Top officials grapple to find a solution to $1.6bn row over Panama Canal expansion costs

Canals, People and Places, Trade and Commerce — By on January 7, 2014 at 11:20 PM
Panama Canal New Locks

Panama Canal New Locks

Panama Canal officials are striving to reach agreement with a Spanish-led consortium over how to deal with $1.6bn in cost over-runs alleged to have hit the waterway’s vital expansion project.

Earlier, as the dispute broke out, Spain’s public works minister Ana Pastor flew to Panama to meet the country’s president Ricardo Martinelli. Ms Pastor said that both sides should abide by the existing contract, and Mr Martinelli added: “”We are confident that these meetings will resolve these disagreements.”

The consortium has threatened to halt work on January 20 on the $5.25bn project to widen and deepen the canal. While the two sides are at odds over the claimed $1.6bn in unbudgeted costs, they are talking of putting up at least $100m each to keep the project running.

The Grupo Unidos por el Canal (GUPC), led by Spanish construction company Sacyr, said it had asked the canal administration for $400m. It was reported that the Panama Canal Authority (ACP) had proposed a $283m package, under which the authority and the consortium would each provide $100m, and the consortium would be given more time to repay an $83m advance.

The ACP said that cost overruns were normal in such a large construction project.

Observers note that massive cost miscalculations have in recent years been an alarming feature of mega-projects in transport and other fields.
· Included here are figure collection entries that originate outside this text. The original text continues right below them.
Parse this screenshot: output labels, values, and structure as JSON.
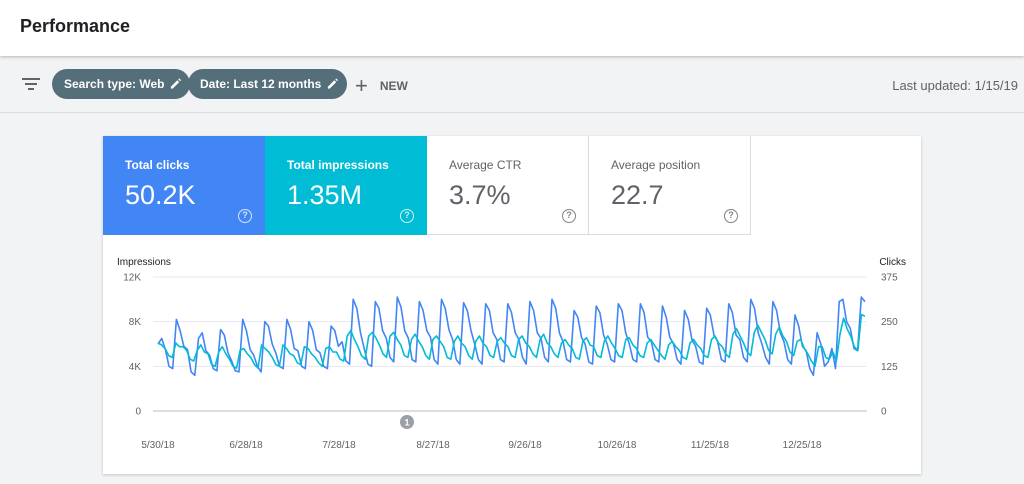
{
  "header": {
    "title": "Performance"
  },
  "filters": {
    "search_type": "Search type: Web",
    "date": "Date: Last 12 months",
    "new_label": "NEW",
    "last_updated": "Last updated: 1/15/19"
  },
  "metrics": [
    {
      "label": "Total clicks",
      "value": "50.2K",
      "help": "?"
    },
    {
      "label": "Total impressions",
      "value": "1.35M",
      "help": "?"
    },
    {
      "label": "Average CTR",
      "value": "3.7%",
      "help": "?"
    },
    {
      "label": "Average position",
      "value": "22.7",
      "help": "?"
    }
  ],
  "colors": {
    "clicks": "#4285f4",
    "impressions": "#00bcd4",
    "chip": "#546e7a"
  },
  "chart_data": {
    "type": "line",
    "left_axis_title": "Impressions",
    "right_axis_title": "Clicks",
    "left_ticks": [
      "12K",
      "8K",
      "4K",
      "0"
    ],
    "right_ticks": [
      "375",
      "250",
      "125",
      "0"
    ],
    "left_ylim": [
      0,
      12000
    ],
    "right_ylim": [
      0,
      375
    ],
    "x_labels": [
      "5/30/18",
      "6/28/18",
      "7/28/18",
      "8/27/18",
      "9/26/18",
      "10/26/18",
      "11/25/18",
      "12/25/18"
    ],
    "annotation": "1",
    "series": [
      {
        "name": "Impressions",
        "axis": "left",
        "color": "#4285f4",
        "values": [
          6000,
          6500,
          5500,
          4000,
          3800,
          8200,
          7200,
          5800,
          5500,
          3500,
          3200,
          6500,
          7000,
          5400,
          5000,
          3800,
          3600,
          7300,
          6800,
          5200,
          4500,
          3600,
          3500,
          8200,
          7200,
          5500,
          5000,
          4000,
          3500,
          8000,
          7600,
          6000,
          5200,
          4000,
          3800,
          8200,
          7300,
          5600,
          5400,
          4000,
          3800,
          8000,
          7200,
          5500,
          5200,
          4000,
          3800,
          7600,
          7200,
          5800,
          6200,
          4500,
          4200,
          10000,
          9200,
          7000,
          5600,
          4200,
          4000,
          9800,
          9200,
          7200,
          6500,
          4800,
          4400,
          10200,
          9300,
          7200,
          6500,
          4600,
          4400,
          9800,
          9000,
          7200,
          6600,
          4600,
          4200,
          10000,
          9200,
          7300,
          6400,
          4600,
          4200,
          9700,
          9000,
          7200,
          6000,
          4600,
          4200,
          9600,
          9000,
          7000,
          6400,
          4600,
          4400,
          9600,
          8800,
          7000,
          6400,
          4800,
          4200,
          9800,
          9000,
          7000,
          6500,
          4800,
          4400,
          10000,
          9200,
          7000,
          6200,
          4600,
          4400,
          9000,
          8400,
          6600,
          6000,
          4400,
          4200,
          9400,
          8800,
          6800,
          6000,
          4600,
          4400,
          9600,
          9000,
          7000,
          6000,
          4600,
          4400,
          9600,
          8800,
          6600,
          6200,
          4600,
          4400,
          9400,
          8400,
          6600,
          6000,
          4600,
          4200,
          9000,
          8200,
          6400,
          5800,
          4400,
          4200,
          9200,
          8600,
          6800,
          6200,
          4600,
          4400,
          9600,
          8800,
          6800,
          6400,
          4800,
          4400,
          10000,
          9200,
          7000,
          6000,
          4800,
          4200,
          9800,
          9000,
          7000,
          6200,
          4600,
          4200,
          8600,
          7600,
          5800,
          5400,
          3800,
          3200,
          7000,
          6000,
          4000,
          4400,
          5600,
          3800,
          9800,
          10000,
          8000,
          7400,
          5600,
          5400,
          10200,
          9800
        ]
      },
      {
        "name": "Clicks",
        "axis": "right",
        "color": "#00bcd4",
        "values": [
          190,
          185,
          175,
          155,
          150,
          190,
          180,
          180,
          170,
          145,
          140,
          170,
          185,
          165,
          160,
          130,
          125,
          165,
          180,
          160,
          145,
          125,
          120,
          170,
          175,
          160,
          150,
          130,
          120,
          185,
          175,
          165,
          150,
          130,
          125,
          185,
          175,
          160,
          155,
          135,
          130,
          180,
          175,
          160,
          150,
          135,
          125,
          175,
          180,
          165,
          165,
          145,
          140,
          210,
          225,
          200,
          180,
          155,
          145,
          210,
          220,
          205,
          185,
          160,
          150,
          210,
          220,
          200,
          185,
          155,
          150,
          200,
          215,
          195,
          180,
          155,
          145,
          200,
          210,
          195,
          180,
          150,
          145,
          195,
          210,
          190,
          180,
          155,
          145,
          195,
          210,
          190,
          180,
          155,
          150,
          195,
          205,
          190,
          180,
          155,
          150,
          200,
          210,
          190,
          180,
          160,
          150,
          200,
          215,
          190,
          180,
          160,
          150,
          190,
          200,
          185,
          175,
          150,
          145,
          195,
          205,
          185,
          180,
          155,
          150,
          195,
          210,
          190,
          175,
          155,
          150,
          200,
          205,
          185,
          175,
          155,
          150,
          190,
          200,
          185,
          170,
          155,
          145,
          185,
          195,
          180,
          170,
          150,
          145,
          190,
          200,
          185,
          175,
          155,
          150,
          200,
          210,
          190,
          180,
          160,
          150,
          215,
          230,
          210,
          190,
          165,
          155,
          220,
          240,
          220,
          200,
          170,
          160,
          215,
          235,
          210,
          195,
          165,
          155,
          195,
          200,
          175,
          160,
          140,
          125,
          180,
          180,
          150,
          145,
          165,
          140,
          215,
          260,
          230,
          210,
          180,
          170,
          270,
          265
        ]
      }
    ]
  }
}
The GUPC includes Impregilo of Italy, Belgian firm Jan De Nul and Constructora Urbana of Panama.

Under a deal priced at $3.2bn, construction of a third set of locks began in 2009 and is scheduled to open for commercial transits in June 2015.

At the start of the week, Jorge Quijano, administrator and chief executive of the ACP, issued an advisory to shipping agents, owners and operators. He said that the authority “reaffirms its commitment to the international maritime community and its customers to successfully complete the Expansion Program, thereby fulfilling its objective in offering a new era of opportunities to world maritime commerce.”
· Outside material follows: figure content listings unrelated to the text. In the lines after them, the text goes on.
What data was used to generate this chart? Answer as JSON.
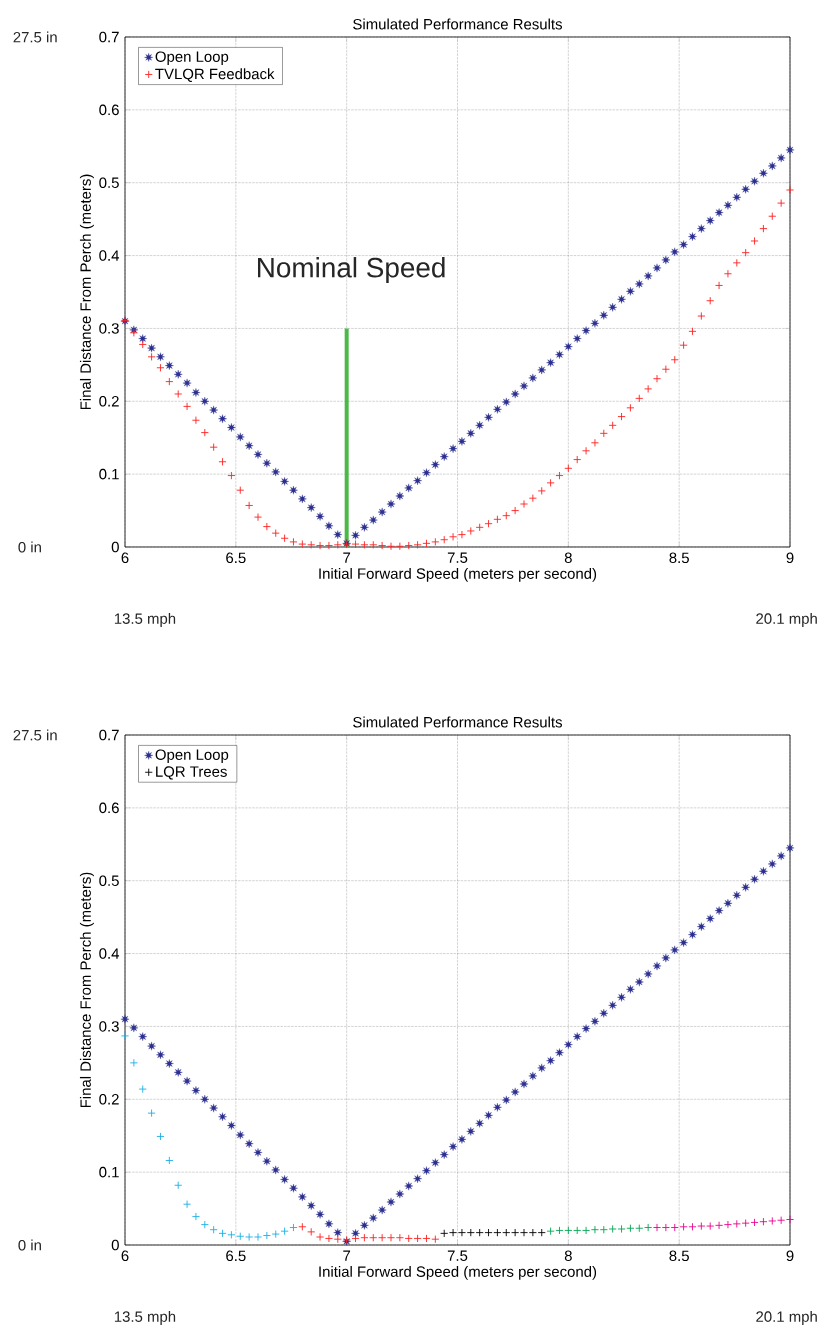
{
  "chart_data": [
    {
      "type": "scatter",
      "title": "Simulated Performance Results",
      "xlabel": "Initial Forward Speed (meters per second)",
      "ylabel": "Final Distance From Perch (meters)",
      "xlim": [
        6,
        9
      ],
      "ylim": [
        0,
        0.7
      ],
      "xticks": [
        6,
        6.5,
        7,
        7.5,
        8,
        8.5,
        9
      ],
      "yticks": [
        0,
        0.1,
        0.2,
        0.3,
        0.4,
        0.5,
        0.6,
        0.7
      ],
      "grid": true,
      "legend": "top left",
      "annotations": [
        "27.5 in",
        "0 in",
        "13.5 mph",
        "20.1 mph",
        "Nominal Speed"
      ],
      "x": [
        6,
        6.04,
        6.08,
        6.12,
        6.16,
        6.2,
        6.24,
        6.28,
        6.32,
        6.36,
        6.4,
        6.44,
        6.48,
        6.52,
        6.56,
        6.6,
        6.64,
        6.68,
        6.72,
        6.76,
        6.8,
        6.84,
        6.88,
        6.92,
        6.96,
        7,
        7.04,
        7.08,
        7.12,
        7.16,
        7.2,
        7.24,
        7.28,
        7.32,
        7.36,
        7.4,
        7.44,
        7.48,
        7.52,
        7.56,
        7.6,
        7.64,
        7.68,
        7.72,
        7.76,
        7.8,
        7.84,
        7.88,
        7.92,
        7.96,
        8,
        8.04,
        8.08,
        8.12,
        8.16,
        8.2,
        8.24,
        8.28,
        8.32,
        8.36,
        8.4,
        8.44,
        8.48,
        8.52,
        8.56,
        8.6,
        8.64,
        8.68,
        8.72,
        8.76,
        8.8,
        8.84,
        8.88,
        8.92,
        8.96,
        9
      ],
      "series": [
        {
          "name": "Open Loop",
          "color": "#2b2f8f",
          "marker": "star",
          "values": [
            0.31,
            0.298,
            0.286,
            0.273,
            0.261,
            0.249,
            0.237,
            0.225,
            0.212,
            0.2,
            0.188,
            0.176,
            0.164,
            0.151,
            0.139,
            0.127,
            0.115,
            0.103,
            0.09,
            0.078,
            0.066,
            0.054,
            0.042,
            0.029,
            0.017,
            0.005,
            0.016,
            0.027,
            0.037,
            0.048,
            0.059,
            0.07,
            0.081,
            0.091,
            0.102,
            0.113,
            0.124,
            0.135,
            0.145,
            0.156,
            0.167,
            0.178,
            0.189,
            0.199,
            0.21,
            0.221,
            0.232,
            0.243,
            0.253,
            0.264,
            0.275,
            0.286,
            0.297,
            0.307,
            0.318,
            0.329,
            0.34,
            0.351,
            0.361,
            0.372,
            0.383,
            0.394,
            0.405,
            0.415,
            0.426,
            0.437,
            0.448,
            0.459,
            0.469,
            0.48,
            0.491,
            0.502,
            0.513,
            0.523,
            0.534,
            0.545
          ]
        },
        {
          "name": "TVLQR Feedback",
          "color": "#ff2020",
          "marker": "cross",
          "values": [
            0.311,
            0.294,
            0.278,
            0.261,
            0.246,
            0.227,
            0.21,
            0.193,
            0.174,
            0.157,
            0.137,
            0.117,
            0.098,
            0.078,
            0.057,
            0.041,
            0.028,
            0.019,
            0.012,
            0.007,
            0.004,
            0.003,
            0.002,
            0.002,
            0.003,
            0.004,
            0.004,
            0.003,
            0.003,
            0.002,
            0.001,
            0.001,
            0.002,
            0.003,
            0.005,
            0.007,
            0.01,
            0.014,
            0.017,
            0.022,
            0.027,
            0.032,
            0.038,
            0.043,
            0.05,
            0.059,
            0.067,
            0.077,
            0.088,
            0.098,
            0.108,
            0.12,
            0.132,
            0.143,
            0.156,
            0.167,
            0.179,
            0.191,
            0.204,
            0.217,
            0.231,
            0.244,
            0.257,
            0.277,
            0.296,
            0.317,
            0.338,
            0.359,
            0.375,
            0.39,
            0.404,
            0.42,
            0.437,
            0.454,
            0.472,
            0.49
          ]
        },
        {
          "type": "line",
          "color": "#4cb848",
          "x": [
            7,
            7
          ],
          "values": [
            0,
            0.3
          ]
        }
      ]
    },
    {
      "type": "scatter",
      "title": "Simulated Performance Results",
      "xlabel": "Initial Forward Speed (meters per second)",
      "ylabel": "Final Distance From Perch (meters)",
      "xlim": [
        6,
        9
      ],
      "ylim": [
        0,
        0.7
      ],
      "xticks": [
        6,
        6.5,
        7,
        7.5,
        8,
        8.5,
        9
      ],
      "yticks": [
        0,
        0.1,
        0.2,
        0.3,
        0.4,
        0.5,
        0.6,
        0.7
      ],
      "grid": true,
      "legend": "top left",
      "annotations": [
        "27.5 in",
        "0 in",
        "13.5 mph",
        "20.1 mph"
      ],
      "x": [
        6,
        6.04,
        6.08,
        6.12,
        6.16,
        6.2,
        6.24,
        6.28,
        6.32,
        6.36,
        6.4,
        6.44,
        6.48,
        6.52,
        6.56,
        6.6,
        6.64,
        6.68,
        6.72,
        6.76,
        6.8,
        6.84,
        6.88,
        6.92,
        6.96,
        7,
        7.04,
        7.08,
        7.12,
        7.16,
        7.2,
        7.24,
        7.28,
        7.32,
        7.36,
        7.4,
        7.44,
        7.48,
        7.52,
        7.56,
        7.6,
        7.64,
        7.68,
        7.72,
        7.76,
        7.8,
        7.84,
        7.88,
        7.92,
        7.96,
        8,
        8.04,
        8.08,
        8.12,
        8.16,
        8.2,
        8.24,
        8.28,
        8.32,
        8.36,
        8.4,
        8.44,
        8.48,
        8.52,
        8.56,
        8.6,
        8.64,
        8.68,
        8.72,
        8.76,
        8.8,
        8.84,
        8.88,
        8.92,
        8.96,
        9
      ],
      "series": [
        {
          "name": "Open Loop",
          "color": "#2b2f8f",
          "marker": "star",
          "values": [
            0.31,
            0.298,
            0.286,
            0.273,
            0.261,
            0.249,
            0.237,
            0.225,
            0.212,
            0.2,
            0.188,
            0.176,
            0.164,
            0.151,
            0.139,
            0.127,
            0.115,
            0.103,
            0.09,
            0.078,
            0.066,
            0.054,
            0.042,
            0.029,
            0.017,
            0.005,
            0.016,
            0.027,
            0.037,
            0.048,
            0.059,
            0.07,
            0.081,
            0.091,
            0.102,
            0.113,
            0.124,
            0.135,
            0.145,
            0.156,
            0.167,
            0.178,
            0.189,
            0.199,
            0.21,
            0.221,
            0.232,
            0.243,
            0.253,
            0.264,
            0.275,
            0.286,
            0.297,
            0.307,
            0.318,
            0.329,
            0.34,
            0.351,
            0.361,
            0.372,
            0.383,
            0.394,
            0.405,
            0.415,
            0.426,
            0.437,
            0.448,
            0.459,
            0.469,
            0.48,
            0.491,
            0.502,
            0.513,
            0.523,
            0.534,
            0.545
          ]
        },
        {
          "name": "LQR Trees",
          "color": "#000000",
          "marker": "cross",
          "values": [
            0.287,
            0.25,
            0.214,
            0.181,
            0.149,
            0.116,
            0.082,
            0.056,
            0.039,
            0.028,
            0.021,
            0.016,
            0.014,
            0.012,
            0.011,
            0.011,
            0.013,
            0.015,
            0.019,
            0.024,
            0.025,
            0.018,
            0.011,
            0.009,
            0.008,
            0.007,
            0.009,
            0.01,
            0.01,
            0.01,
            0.01,
            0.01,
            0.009,
            0.009,
            0.009,
            0.008,
            0.016,
            0.017,
            0.017,
            0.017,
            0.017,
            0.017,
            0.017,
            0.017,
            0.017,
            0.017,
            0.017,
            0.017,
            0.019,
            0.02,
            0.02,
            0.02,
            0.02,
            0.021,
            0.021,
            0.022,
            0.022,
            0.023,
            0.023,
            0.024,
            0.024,
            0.024,
            0.024,
            0.025,
            0.025,
            0.026,
            0.026,
            0.027,
            0.028,
            0.029,
            0.03,
            0.031,
            0.032,
            0.033,
            0.034,
            0.035
          ],
          "colors": [
            "#1ab0e8",
            "#1ab0e8",
            "#1ab0e8",
            "#1ab0e8",
            "#1ab0e8",
            "#1ab0e8",
            "#1ab0e8",
            "#1ab0e8",
            "#1ab0e8",
            "#1ab0e8",
            "#1ab0e8",
            "#1ab0e8",
            "#1ab0e8",
            "#1ab0e8",
            "#1ab0e8",
            "#1ab0e8",
            "#1ab0e8",
            "#1ab0e8",
            "#1ab0e8",
            "#1ab0e8",
            "#ff2020",
            "#ff2020",
            "#ff2020",
            "#ff2020",
            "#ff2020",
            "#ff2020",
            "#ff2020",
            "#ff2020",
            "#ff2020",
            "#ff2020",
            "#ff2020",
            "#ff2020",
            "#ff2020",
            "#ff2020",
            "#ff2020",
            "#ff2020",
            "#000000",
            "#000000",
            "#000000",
            "#000000",
            "#000000",
            "#000000",
            "#000000",
            "#000000",
            "#000000",
            "#000000",
            "#000000",
            "#000000",
            "#00a651",
            "#00a651",
            "#00a651",
            "#00a651",
            "#00a651",
            "#00a651",
            "#00a651",
            "#00a651",
            "#00a651",
            "#00a651",
            "#00a651",
            "#00a651",
            "#ec008c",
            "#ec008c",
            "#ec008c",
            "#ec008c",
            "#ec008c",
            "#ec008c",
            "#ec008c",
            "#ec008c",
            "#ec008c",
            "#ec008c",
            "#ec008c",
            "#ec008c",
            "#ec008c",
            "#ec008c",
            "#ec008c",
            "#ec008c"
          ]
        }
      ]
    }
  ]
}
Mr Quijano said that to date, the plans had an overall completion rate of 72% and the new locks component was 65% complete.

He said that GUPC had expressed its intention to negotiate outside the terms of the contract, demanding additional funds, resulting from alleged cost overruns. “The ACP trusts that the contractor will comply with the terms and conditions agreed upon and that they file any claims through the three-step process explicitly established within the contract.”

Mr Quijano said: “We would like to reassure our customers that the contract was well drafted and includes guarantees for the completion of the new locks, even if the ACP is ultimately required to assume control of the project and deliver it within the shortest possible timeframe.”

The administrator emphasised that the situation with the contractor had no impact on current Canal operations.